Anna Barton has needs incompatible with a normal life but doesn’t want to be entirely driven by those. She allows them to have a safe space in her life, under a set of rules that should never be broken, as a safety net for the normality she also needs. She tries her best to never let the conflict emerge. Indeed, when it’s impossible to hide the consequences of her double personality after Jay dies, she goes numb and runs away. When life proves to her that a conflict like that cannot be managed safely, she just can’t deal with the truth and closes her eyes on what happened.

She doesn’t hide guilt, though. Unlike William, the awareness that she was doing something deeply wrong stays with her. And indeed, she won’t accept the temptation offered by William to move on from the past and try to be together. She cannot forgive herself for her actions’ consequences and the pain she inflicted on others; she can’t allow that part of her to take over and drive her future. For this reason, she firmly suggests William never look for her again. Her internal conflict will still live inside her, and she will try to survive anyway. But she won’t allow that conflict to be the main driver in her life.

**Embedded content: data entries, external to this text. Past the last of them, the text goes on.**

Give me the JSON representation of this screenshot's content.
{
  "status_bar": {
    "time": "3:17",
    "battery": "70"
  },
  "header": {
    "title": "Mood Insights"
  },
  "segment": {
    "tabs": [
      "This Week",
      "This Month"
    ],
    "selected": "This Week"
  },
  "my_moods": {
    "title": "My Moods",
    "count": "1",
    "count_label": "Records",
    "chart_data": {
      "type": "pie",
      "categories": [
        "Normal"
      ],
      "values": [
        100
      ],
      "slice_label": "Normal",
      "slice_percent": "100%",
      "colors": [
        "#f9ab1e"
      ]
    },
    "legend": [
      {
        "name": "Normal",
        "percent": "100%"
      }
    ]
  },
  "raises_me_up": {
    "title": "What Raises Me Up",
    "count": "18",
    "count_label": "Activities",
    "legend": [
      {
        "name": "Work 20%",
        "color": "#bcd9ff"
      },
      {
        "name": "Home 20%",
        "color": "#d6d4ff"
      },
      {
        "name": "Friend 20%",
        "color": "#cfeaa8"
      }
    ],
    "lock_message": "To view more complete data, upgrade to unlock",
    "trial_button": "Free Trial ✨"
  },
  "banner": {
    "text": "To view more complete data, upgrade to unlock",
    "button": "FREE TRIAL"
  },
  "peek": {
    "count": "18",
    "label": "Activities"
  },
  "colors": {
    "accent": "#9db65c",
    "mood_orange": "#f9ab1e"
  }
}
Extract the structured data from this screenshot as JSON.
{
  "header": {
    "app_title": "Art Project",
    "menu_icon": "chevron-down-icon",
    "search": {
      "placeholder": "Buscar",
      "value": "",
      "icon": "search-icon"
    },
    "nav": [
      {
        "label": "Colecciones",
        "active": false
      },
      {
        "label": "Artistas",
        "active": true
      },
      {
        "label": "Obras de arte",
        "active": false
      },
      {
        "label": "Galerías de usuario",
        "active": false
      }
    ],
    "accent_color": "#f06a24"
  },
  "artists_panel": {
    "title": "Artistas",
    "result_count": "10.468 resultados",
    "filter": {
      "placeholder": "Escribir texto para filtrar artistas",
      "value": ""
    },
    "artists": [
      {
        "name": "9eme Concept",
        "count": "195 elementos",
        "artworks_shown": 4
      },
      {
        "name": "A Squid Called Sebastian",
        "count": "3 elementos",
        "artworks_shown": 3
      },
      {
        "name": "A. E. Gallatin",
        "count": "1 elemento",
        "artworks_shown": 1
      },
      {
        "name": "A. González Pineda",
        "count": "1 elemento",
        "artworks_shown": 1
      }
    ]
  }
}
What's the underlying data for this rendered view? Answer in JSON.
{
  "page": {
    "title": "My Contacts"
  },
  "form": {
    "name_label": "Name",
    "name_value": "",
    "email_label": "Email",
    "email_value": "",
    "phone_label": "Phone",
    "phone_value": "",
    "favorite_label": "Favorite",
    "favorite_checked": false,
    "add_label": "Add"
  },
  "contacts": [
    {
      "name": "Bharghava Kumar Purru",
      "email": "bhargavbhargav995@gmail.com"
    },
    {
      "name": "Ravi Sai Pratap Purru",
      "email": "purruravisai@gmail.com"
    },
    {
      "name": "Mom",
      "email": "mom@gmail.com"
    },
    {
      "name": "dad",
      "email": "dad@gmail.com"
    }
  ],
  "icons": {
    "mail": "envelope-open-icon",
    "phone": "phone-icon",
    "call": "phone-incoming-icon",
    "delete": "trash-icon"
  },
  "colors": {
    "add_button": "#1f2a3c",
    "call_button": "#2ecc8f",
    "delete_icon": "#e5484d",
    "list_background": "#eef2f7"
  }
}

At the ending of Obsession, the psychology of Anna Barton is explained clearly: her conflicted personality will probably never be resolved, and there will surely be more troubles in her future. She’s now also aware that her mother allowed those abuses to exist, and that will increase the feeling that no one protects her from all the bad things that can happen in life. But who knows, that could probably increase her need for rules and control. In the final scene, we see her starting therapy, and she seems caught precisely when the therapist mentions rules: are rules the only things that can save her?